There are significant of limitations to our study, given its retrospective nature. Our experience and subsequent analysis is based on a small cohort of patients. Since this is a small patient population, statistical analysis is not powered to compare efficacy or safety outcomes. We believe that there is sound scientific explanation for primary endovascular intervention to establish distal flow and shorten the duration of thrombolytic therapy. This approach could potentially benefit a large number of patients and decrease major amputations, complications, length of hospitalization, and resource utilization. Ideally, primary endovascular intervention to establish distal flow and shorten the duration of thrombolytic therapy should be tested in a large, randomized trial, which is inherently difficult in this patient population. Furthermore, our study did not examine ALI patients who received other forms of therapy, though we made every effort to include patients who underwent endovascular intervention during the study period.
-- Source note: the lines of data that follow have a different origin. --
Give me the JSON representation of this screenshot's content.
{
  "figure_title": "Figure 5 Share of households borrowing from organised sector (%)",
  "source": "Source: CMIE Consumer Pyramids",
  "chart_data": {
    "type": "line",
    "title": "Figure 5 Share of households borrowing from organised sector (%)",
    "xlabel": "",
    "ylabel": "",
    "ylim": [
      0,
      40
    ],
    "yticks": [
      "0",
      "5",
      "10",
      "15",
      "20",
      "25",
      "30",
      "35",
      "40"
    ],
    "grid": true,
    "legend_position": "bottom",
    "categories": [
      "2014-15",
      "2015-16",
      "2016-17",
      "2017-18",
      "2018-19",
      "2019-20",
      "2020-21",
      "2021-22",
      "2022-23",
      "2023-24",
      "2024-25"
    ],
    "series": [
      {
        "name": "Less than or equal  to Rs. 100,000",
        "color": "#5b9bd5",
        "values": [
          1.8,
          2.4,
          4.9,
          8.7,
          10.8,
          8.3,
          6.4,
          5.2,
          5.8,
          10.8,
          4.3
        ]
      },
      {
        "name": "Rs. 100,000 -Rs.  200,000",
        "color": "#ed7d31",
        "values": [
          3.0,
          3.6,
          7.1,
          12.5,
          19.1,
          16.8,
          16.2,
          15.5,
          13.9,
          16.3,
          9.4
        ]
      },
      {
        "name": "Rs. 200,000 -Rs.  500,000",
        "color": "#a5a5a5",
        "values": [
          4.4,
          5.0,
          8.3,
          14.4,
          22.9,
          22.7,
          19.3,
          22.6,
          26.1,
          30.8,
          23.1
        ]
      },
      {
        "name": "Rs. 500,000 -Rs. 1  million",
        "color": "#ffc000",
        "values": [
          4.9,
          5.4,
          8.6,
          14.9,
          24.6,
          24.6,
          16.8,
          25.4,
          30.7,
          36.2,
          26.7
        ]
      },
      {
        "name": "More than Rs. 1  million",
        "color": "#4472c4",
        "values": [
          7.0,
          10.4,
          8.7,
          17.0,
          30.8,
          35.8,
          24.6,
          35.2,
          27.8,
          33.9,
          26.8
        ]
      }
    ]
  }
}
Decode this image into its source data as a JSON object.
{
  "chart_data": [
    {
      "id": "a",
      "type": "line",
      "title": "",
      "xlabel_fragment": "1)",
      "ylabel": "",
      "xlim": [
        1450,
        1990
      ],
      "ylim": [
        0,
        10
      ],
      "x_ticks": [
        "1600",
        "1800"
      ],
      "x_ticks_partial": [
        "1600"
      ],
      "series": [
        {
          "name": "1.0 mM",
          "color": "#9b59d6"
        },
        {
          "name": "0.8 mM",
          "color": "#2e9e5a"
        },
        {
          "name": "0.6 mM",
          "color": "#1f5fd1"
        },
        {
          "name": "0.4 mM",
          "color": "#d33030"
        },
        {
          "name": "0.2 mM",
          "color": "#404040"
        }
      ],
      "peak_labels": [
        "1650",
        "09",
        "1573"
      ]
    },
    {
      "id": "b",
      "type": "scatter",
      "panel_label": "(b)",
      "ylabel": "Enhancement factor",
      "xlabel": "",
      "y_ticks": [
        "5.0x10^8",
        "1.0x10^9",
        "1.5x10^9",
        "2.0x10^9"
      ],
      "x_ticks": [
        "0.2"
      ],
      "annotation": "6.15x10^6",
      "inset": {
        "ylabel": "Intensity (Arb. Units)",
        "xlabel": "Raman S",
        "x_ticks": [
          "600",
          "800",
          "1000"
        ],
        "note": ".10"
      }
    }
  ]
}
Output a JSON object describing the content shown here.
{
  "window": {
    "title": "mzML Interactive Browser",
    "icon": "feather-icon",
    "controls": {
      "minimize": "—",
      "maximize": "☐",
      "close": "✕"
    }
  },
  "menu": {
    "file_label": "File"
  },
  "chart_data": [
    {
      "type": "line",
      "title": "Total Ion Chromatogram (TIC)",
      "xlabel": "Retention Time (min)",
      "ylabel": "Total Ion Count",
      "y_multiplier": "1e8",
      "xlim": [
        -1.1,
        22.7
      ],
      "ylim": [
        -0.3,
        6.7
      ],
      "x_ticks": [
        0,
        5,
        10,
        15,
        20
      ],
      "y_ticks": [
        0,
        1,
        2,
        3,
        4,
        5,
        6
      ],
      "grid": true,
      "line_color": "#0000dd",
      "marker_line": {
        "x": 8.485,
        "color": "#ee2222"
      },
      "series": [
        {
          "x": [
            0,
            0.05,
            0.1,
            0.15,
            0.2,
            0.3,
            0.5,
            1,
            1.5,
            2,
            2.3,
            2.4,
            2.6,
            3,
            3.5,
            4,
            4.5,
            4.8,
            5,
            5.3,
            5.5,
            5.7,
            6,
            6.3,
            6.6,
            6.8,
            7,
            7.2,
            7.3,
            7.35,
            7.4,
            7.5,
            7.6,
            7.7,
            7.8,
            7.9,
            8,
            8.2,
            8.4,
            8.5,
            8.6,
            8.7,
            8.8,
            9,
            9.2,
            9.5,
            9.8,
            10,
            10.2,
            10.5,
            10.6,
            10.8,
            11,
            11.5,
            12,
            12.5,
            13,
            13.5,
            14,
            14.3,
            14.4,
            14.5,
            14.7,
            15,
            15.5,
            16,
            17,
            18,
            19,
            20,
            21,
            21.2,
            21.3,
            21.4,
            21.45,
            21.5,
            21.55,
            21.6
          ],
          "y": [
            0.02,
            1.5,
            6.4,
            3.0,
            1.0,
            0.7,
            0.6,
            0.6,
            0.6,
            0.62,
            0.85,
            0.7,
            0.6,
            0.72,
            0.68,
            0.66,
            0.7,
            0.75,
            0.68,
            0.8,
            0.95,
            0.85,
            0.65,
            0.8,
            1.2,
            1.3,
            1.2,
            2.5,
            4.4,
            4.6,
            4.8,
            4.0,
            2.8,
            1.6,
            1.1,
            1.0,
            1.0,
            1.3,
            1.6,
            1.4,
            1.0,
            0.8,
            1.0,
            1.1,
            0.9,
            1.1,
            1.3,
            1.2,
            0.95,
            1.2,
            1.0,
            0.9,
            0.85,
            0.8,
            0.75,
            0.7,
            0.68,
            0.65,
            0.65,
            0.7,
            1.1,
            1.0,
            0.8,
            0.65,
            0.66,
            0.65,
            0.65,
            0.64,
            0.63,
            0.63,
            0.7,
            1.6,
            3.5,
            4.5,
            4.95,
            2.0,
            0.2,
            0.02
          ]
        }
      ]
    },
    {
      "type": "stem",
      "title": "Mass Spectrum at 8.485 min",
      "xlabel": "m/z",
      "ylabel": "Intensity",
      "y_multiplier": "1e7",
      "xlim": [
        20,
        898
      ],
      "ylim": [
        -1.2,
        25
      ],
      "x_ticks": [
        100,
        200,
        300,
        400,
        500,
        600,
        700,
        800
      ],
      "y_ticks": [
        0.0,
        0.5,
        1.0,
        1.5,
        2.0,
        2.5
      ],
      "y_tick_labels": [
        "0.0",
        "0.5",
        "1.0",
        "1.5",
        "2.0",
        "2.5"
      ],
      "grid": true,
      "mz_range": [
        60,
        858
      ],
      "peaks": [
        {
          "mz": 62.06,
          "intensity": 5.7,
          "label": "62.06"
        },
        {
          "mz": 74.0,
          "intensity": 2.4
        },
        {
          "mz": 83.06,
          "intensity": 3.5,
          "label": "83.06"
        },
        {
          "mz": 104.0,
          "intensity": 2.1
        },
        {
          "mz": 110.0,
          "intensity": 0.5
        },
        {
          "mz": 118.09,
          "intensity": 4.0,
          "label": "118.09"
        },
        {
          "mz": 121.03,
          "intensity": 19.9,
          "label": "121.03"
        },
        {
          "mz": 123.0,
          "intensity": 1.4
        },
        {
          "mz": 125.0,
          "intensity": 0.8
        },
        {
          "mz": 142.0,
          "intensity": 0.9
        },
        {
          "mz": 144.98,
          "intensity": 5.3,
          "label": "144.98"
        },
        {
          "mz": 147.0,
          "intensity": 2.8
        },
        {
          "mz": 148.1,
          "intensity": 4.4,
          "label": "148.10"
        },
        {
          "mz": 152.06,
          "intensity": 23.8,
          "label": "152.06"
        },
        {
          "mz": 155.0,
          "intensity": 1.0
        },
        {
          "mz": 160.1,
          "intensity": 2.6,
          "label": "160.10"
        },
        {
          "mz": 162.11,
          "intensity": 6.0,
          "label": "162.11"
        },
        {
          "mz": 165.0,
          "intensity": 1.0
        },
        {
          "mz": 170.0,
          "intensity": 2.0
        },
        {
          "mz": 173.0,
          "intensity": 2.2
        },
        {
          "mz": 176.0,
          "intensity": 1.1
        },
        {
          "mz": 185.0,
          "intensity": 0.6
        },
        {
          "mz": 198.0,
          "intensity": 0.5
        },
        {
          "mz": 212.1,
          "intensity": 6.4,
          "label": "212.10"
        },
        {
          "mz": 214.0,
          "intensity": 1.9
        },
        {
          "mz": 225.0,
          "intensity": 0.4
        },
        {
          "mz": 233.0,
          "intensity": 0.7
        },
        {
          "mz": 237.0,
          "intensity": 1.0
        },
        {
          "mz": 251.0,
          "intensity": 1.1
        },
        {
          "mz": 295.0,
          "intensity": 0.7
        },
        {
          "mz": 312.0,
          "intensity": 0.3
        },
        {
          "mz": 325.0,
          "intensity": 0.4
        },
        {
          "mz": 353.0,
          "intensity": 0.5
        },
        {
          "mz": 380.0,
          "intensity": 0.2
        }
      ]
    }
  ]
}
Acoustic pulse thrombolysis is an effective endovascular treatment strategy for patients with ALI. We believe that initial endovascular intervention with the intention of establishing distal blood flow and subsequent shorter duration APT may decrease amputations and bleeding complications. Further research should include larger, randomized studies to prove the efficacy and safety of this treatment modality.
Disclosure: The authors report no financial relationships or conflicts of interest regarding the content herein.
Manuscript submitted, April 27, 2019; manuscript accepted, August 2, 2019.